In this case, the Python os machinery expects everything on the filesystem to be an ascii string, instead it’s getting a unicode representation of a lower case u with umlaut. I did my usual checks, database character set and collation are utf8 and utf8_unicode_ci respectively, template character sets are utf8 too. There were apparently no problems at the application level.

In our case, it turns out Apache was running under the wrong environment. The important environment variable here is LC_ALL—Apache understood the value to be POSIX but it needs to be en_GB.UTF-8 to allow special characters in filenames. We tried everything; setEnv in Apache config; exporting the variable in bash.

The Solution

The only thing that would work was a direct edit to the Apache init script.

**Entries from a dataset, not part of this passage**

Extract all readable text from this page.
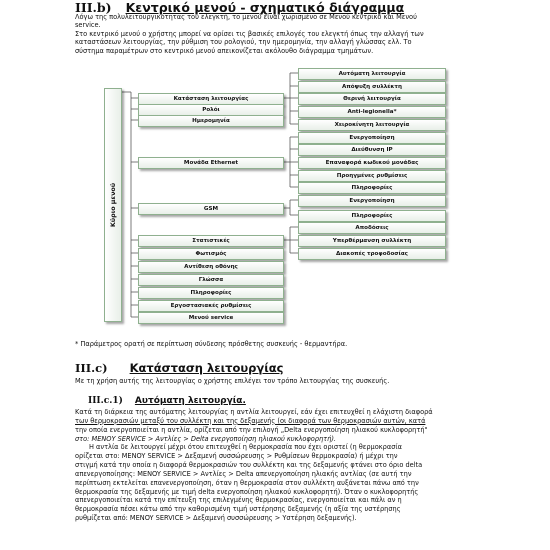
III.b) Κεντρικό μενού - σχηματικό διάγραμμα
Λόγω της πολυλειτουργικότητας του ελεγκτή, το μενού είναι χωρισμένο σε Μενού κεντρικό και Μενού
service.
Στο κεντρικό μενού ο χρήστης μπορεί να ορίσει τις βασικές επιλογές του ελεγκτή όπως την αλλαγή των
καταστάσεων λειτουργίας, την ρύθμιση του ρολογιού, την ημερομηνία, την αλλαγή γλώσσας ελλ. Το
σύστημα παραμέτρων στο κεντρικό μενού απεικονίζεται ακόλουθο διάγραμμα τμημάτων.
Κύριο μενού
Κατάσταση λειτουργίας
Ρολόι
Ημερομηνία
Μονάδα Ethernet
GSM
Στατιστικές
Φωτισμός
Αντίθεση οθόνης
Γλώσσα
Πληροφορίες
Εργοστασιακές ρυθμίσεις
Μενού service
Αυτόματη λειτουργία
Απόψυξη συλλέκτη
Θερινή λειτουργία
Anti-legionella*
Χειροκίνητη λειτουργία
Ενεργοποίηση
Διεύθυνση IP
Επαναφορά κωδικού μονάδας
Προηγμένες ρυθμίσεις
Πληροφορίες
Ενεργοποίηση
Πληροφορίες
Αποδόσεις
Υπερθέρμανση συλλέκτη
Διακοπές τροφοδοσίας
* Παράμετρος ορατή σε περίπτωση σύνδεσης πρόσθετης συσκευής - θερμαντήρα.
III.c) Κατάσταση λειτουργίας
Με τη χρήση αυτής της λειτουργίας ο χρήστης επιλέγει τον τρόπο λειτουργίας της συσκευής.
III.c.1) Αυτόματη λειτουργία.
Κατά τη διάρκεια της αυτόματης λειτουργίας η αντλία λειτουργεί, εάν έχει επιτευχθεί η ελάχιστη διαφορά
των θερμοκρασιών μεταξύ του συλλέκτη και της δεξαμενής (οι διαφορά των θερμοκρασιών αυτών, κατά
την οποία ενεργοποιείται η αντλία, ορίζεται από την επιλογή „Delta ενεργοποίηση ηλιακού κυκλοφορητή"
στο: MENOY SERVICE > Αντλίες > Delta ενεργοποίηση ηλιακού κυκλοφορητή).
Η αντλία δε λειτουργεί μέχρι ότου επιτευχθεί η θερμοκρασία που έχει οριστεί (η θερμοκρασία
ορίζεται στο: MENOY SERVICE > Δεξαμενή συσσώρευσης > Ρυθμίσεων θερμοκρασία) ή μέχρι την
στιγμή κατά την οποία η διαφορά θερμοκρασιών του συλλέκτη και της δεξαμενής φτάνει στο όριο delta
απενεργοποίησης: MENOY SERVICE > Αντλίες > Delta απενεργοποίηση ηλιακής αντλίας (σε αυτή την
περίπτωση εκτελείται επανενεργοποίηση, όταν η θερμοκρασία στον συλλέκτη αυξάνεται πάνω από την
θερμοκρασία της δεξαμενής με τιμή delta ενεργοποίηση ηλιακού κυκλοφορητή). Όταν ο κυκλοφορητής
απενεργοποιείται κατά την επίτευξη της επιλεγμένης θερμοκρασίας, ενεργοποιείται και πάλι αν η
θερμοκρασία πέσει κάτω από την καθορισμένη τιμή υστέρησης δεξαμενής (η αξία της υστέρησης
ρυθμίζεται από: MENOY SERVICE > Δεξαμενή συσσώρευσης > Υστέρηση δεξαμενής).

On our SUSE Linux (SLES) box, we edited /etc/init.d/apache2 and inserted the following lines before the case switches.

LANG='en_GB.UTF-8';
LC_ALL='en_GB.UTF-8';
LC_LANG='en_GB.UTF-8';
export LANG;
export LC_ALL;
export LC_LANG;

Later in the script I temporarily added echo $LC_ALL; to verify the environment variable had indeed been set. Restarting Apache via the init script resulted in successful uploads of files named using accented or extended character sets.

As ever, we are indebted to Stack Overflow for helping us find this solution.